В доме Юцера неохотно говорили о веревке. Но когда начали возвращаться повешенные, о веревке пришлось вспомнить.

В старые добрые времена у Юцера было два лучших друга. Одним был Гец, другим — Леня Кац.

Мали вошла в их мужской треугольник особым образом. Получилось так, что Юцер забрал ее у Геца, а Леня Кац пытался забрать у Юцера. Если наложить на этот треугольник другой, тот который образовался между Мали, Юцером и Натали, получится сложная романтическая фигура. Но на деле все сложилось просто. Гец страдал молча и недолго. Потом в его жизнь бочком, бочком вошла София. Между тем, Натали оказалась на Лене, а Леня Кац в Барнауле.

И вот Кац вернулся. Он был первым из воскресших, и его возвращение стало событием.

— Кац вернулся, — говорили люди друг другу и вздыхали.

Было совершенно естественно, что Леня Кац прямо с вокзала пришел к Юцеру. Он не сообщал о своем приезде заранее и застал Юцера врасплох.

— Это ты? — потрясенно сказал Юцер, недоверчиво вглядываясь в сутулую фигуру, торчавшую перед его письменным столом.
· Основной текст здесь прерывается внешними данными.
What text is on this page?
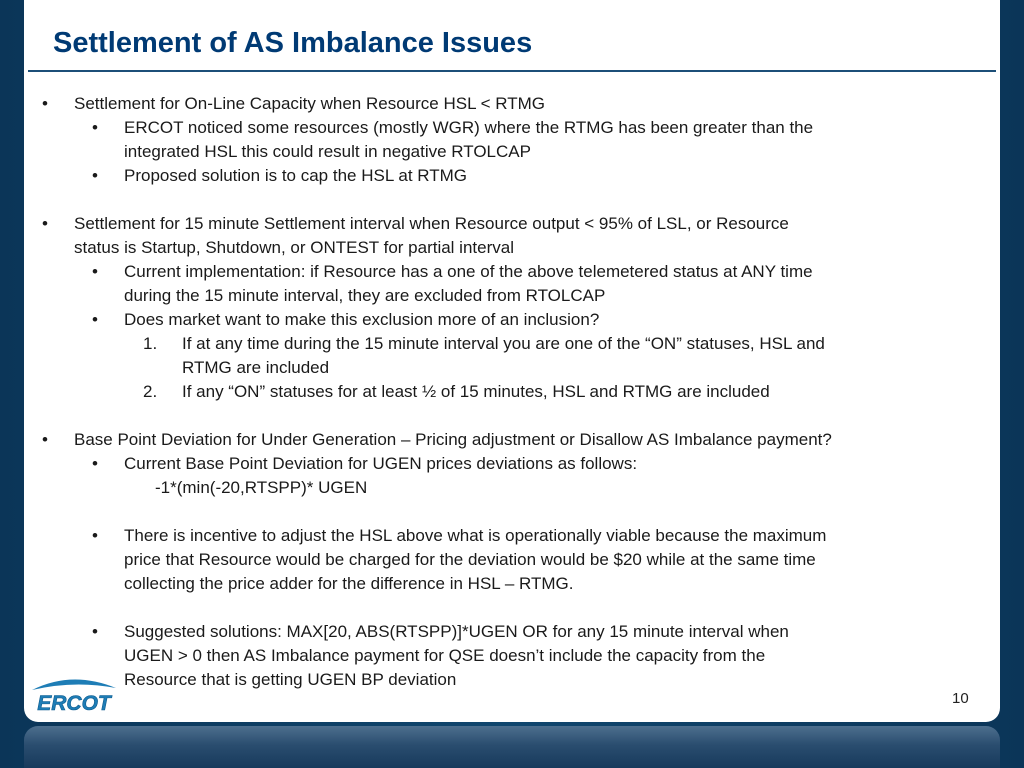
Settlement of AS Imbalance Issues
• Settlement for On-Line Capacity when Resource HSL < RTMG
• ERCOT noticed some resources (mostly WGR) where the RTMG has been greater than the
integrated HSL this could result in negative RTOLCAP
• Proposed solution is to cap the HSL at RTMG
• Settlement for 15 minute Settlement interval when Resource output < 95% of LSL, or Resource
status is Startup, Shutdown, or ONTEST for partial interval
• Current implementation: if Resource has a one of the above telemetered status at ANY time
during the 15 minute interval, they are excluded from RTOLCAP
• Does market want to make this exclusion more of an inclusion?
1. If at any time during the 15 minute interval you are one of the “ON” statuses, HSL and
RTMG are included
2. If any “ON” statuses for at least ½ of 15 minutes, HSL and RTMG are included
• Base Point Deviation for Under Generation – Pricing adjustment or Disallow AS Imbalance payment?
• Current Base Point Deviation for UGEN prices deviations as follows:
-1*(min(-20,RTSPP)* UGEN
• There is incentive to adjust the HSL above what is operationally viable because the maximum
price that Resource would be charged for the deviation would be $20 while at the same time
collecting the price adder for the difference in HSL – RTMG.
• Suggested solutions: MAX[20, ABS(RTSPP)]*UGEN OR for any 15 minute interval when
UGEN > 0 then AS Imbalance payment for QSE doesn’t include the capacity from the
Resource that is getting UGEN BP deviation
ERCOT	10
Потрепанный, замасленный и выцветший плащ болтался на пришельце, как на огородном пугале.

— Я, — широко улыбнулся пришелец.

У него во рту не было ни одного зуба.

Леня Кац был в прошлом сказочно богат и не позволял себе пить две чашки кофе в одних и тех же манжетах. Прежде чем заказать вторую чашку, он выходил в туалет и надевал чистую пару. Юцер отметил, что беззубый рот Каца раздражает его в той же мере, в какой раздражала прежде бессмысленная игра с манжетами.

— Тебе надо вставить зубы, — сказал Юцер.
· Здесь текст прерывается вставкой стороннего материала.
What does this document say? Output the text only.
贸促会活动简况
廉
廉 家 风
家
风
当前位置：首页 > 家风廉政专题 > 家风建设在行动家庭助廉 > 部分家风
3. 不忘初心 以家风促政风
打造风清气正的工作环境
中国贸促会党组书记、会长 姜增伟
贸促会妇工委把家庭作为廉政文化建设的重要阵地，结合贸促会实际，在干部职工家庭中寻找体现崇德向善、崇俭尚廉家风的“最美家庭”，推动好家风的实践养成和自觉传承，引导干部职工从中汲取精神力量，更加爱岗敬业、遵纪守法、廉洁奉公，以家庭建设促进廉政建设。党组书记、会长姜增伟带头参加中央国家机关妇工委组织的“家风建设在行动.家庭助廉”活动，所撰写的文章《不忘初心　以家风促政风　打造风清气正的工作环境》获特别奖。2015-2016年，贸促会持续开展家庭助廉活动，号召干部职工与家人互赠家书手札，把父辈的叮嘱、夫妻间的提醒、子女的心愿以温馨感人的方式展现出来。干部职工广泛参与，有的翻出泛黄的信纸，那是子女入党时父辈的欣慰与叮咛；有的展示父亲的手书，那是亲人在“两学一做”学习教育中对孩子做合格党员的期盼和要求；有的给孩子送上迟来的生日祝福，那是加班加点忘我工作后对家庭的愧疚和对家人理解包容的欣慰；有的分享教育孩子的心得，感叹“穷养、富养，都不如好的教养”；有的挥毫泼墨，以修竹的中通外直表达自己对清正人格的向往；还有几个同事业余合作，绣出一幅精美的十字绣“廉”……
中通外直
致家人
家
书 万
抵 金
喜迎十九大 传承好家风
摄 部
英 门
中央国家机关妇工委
Наверное, надо было сказать что-нибудь другое. Вскочить, обнять, заохать. Но Юцер сказал то, что пришло ему в голову. Он был очень и очень растерян.
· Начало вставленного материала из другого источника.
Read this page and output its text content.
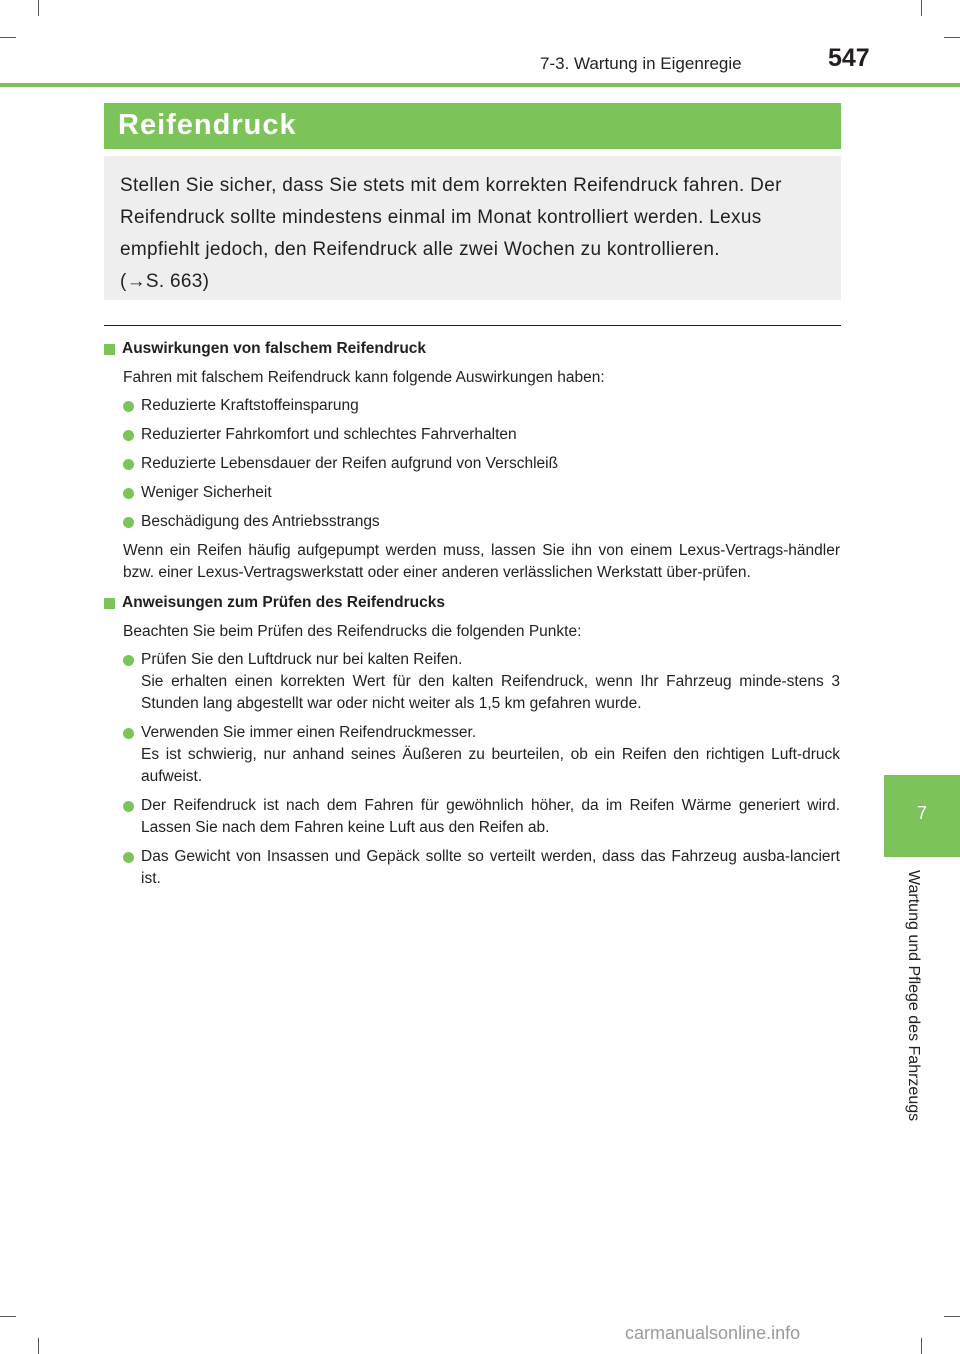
7-3. Wartung in Eigenregie	547
Reifendruck
Stellen Sie sicher, dass Sie stets mit dem korrekten Reifendruck fahren. Der
Reifendruck sollte mindestens einmal im Monat kontrolliert werden. Lexus
empfiehlt jedoch, den Reifendruck alle zwei Wochen zu kontrollieren.
(→S. 663)
Auswirkungen von falschem Reifendruck
Fahren mit falschem Reifendruck kann folgende Auswirkungen haben:
Reduzierte Kraftstoffeinsparung
Reduzierter Fahrkomfort und schlechtes Fahrverhalten
Reduzierte Lebensdauer der Reifen aufgrund von Verschleiß
Weniger Sicherheit
Beschädigung des Antriebsstrangs
Wenn ein Reifen häufig aufgepumpt werden muss, lassen Sie ihn von einem Lexus-Vertrags-händler bzw. einer Lexus-Vertragswerkstatt oder einer anderen verlässlichen Werkstatt über-prüfen.
Anweisungen zum Prüfen des Reifendrucks
Beachten Sie beim Prüfen des Reifendrucks die folgenden Punkte:
Prüfen Sie den Luftdruck nur bei kalten Reifen.
Sie erhalten einen korrekten Wert für den kalten Reifendruck, wenn Ihr Fahrzeug minde-stens 3 Stunden lang abgestellt war oder nicht weiter als 1,5 km gefahren wurde.
Verwenden Sie immer einen Reifendruckmesser.
Es ist schwierig, nur anhand seines Äußeren zu beurteilen, ob ein Reifen den richtigen Luft-druck aufweist.
Der Reifendruck ist nach dem Fahren für gewöhnlich höher, da im Reifen Wärme generiert wird. Lassen Sie nach dem Fahren keine Luft aus den Reifen ab.
Das Gewicht von Insassen und Gepäck sollte so verteilt werden, dass das Fahrzeug ausba-lanciert ist.
7
Wartung und Pflege des Fahrzeugs
carmanualsonline.info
— Ха! — ответил Кац. — Когда будут деньги на бифштексы, начнем об этом заботиться.

— Бифштекс я велю тебе подать сейчас же, — ответил Юцер. — И зубы мы тебе вставим немедленно. Завтра же пойдем к дантисту.

— Ты что же, богатеньким стал? — процедил Леня Кац.

Уничижительный суффикс покоробил слух Юцера. Когда-то Кац с легкостью помогал Юцеру деньгами и просил не смущать его проблемами возврата. Юцер это помнил.

Эмилии было велено подать гостю рубленый бифштекс с яйцом и порезать овощи мелко-мелко. Потом Юцер и Кац долго сидели в креслах друг против друга. Юцер молчал, а Кац рассказывал. От этих рассказов в комнате стало зябко, и Юцер велел затопить печь, несмотря на то, что на улице стоял май.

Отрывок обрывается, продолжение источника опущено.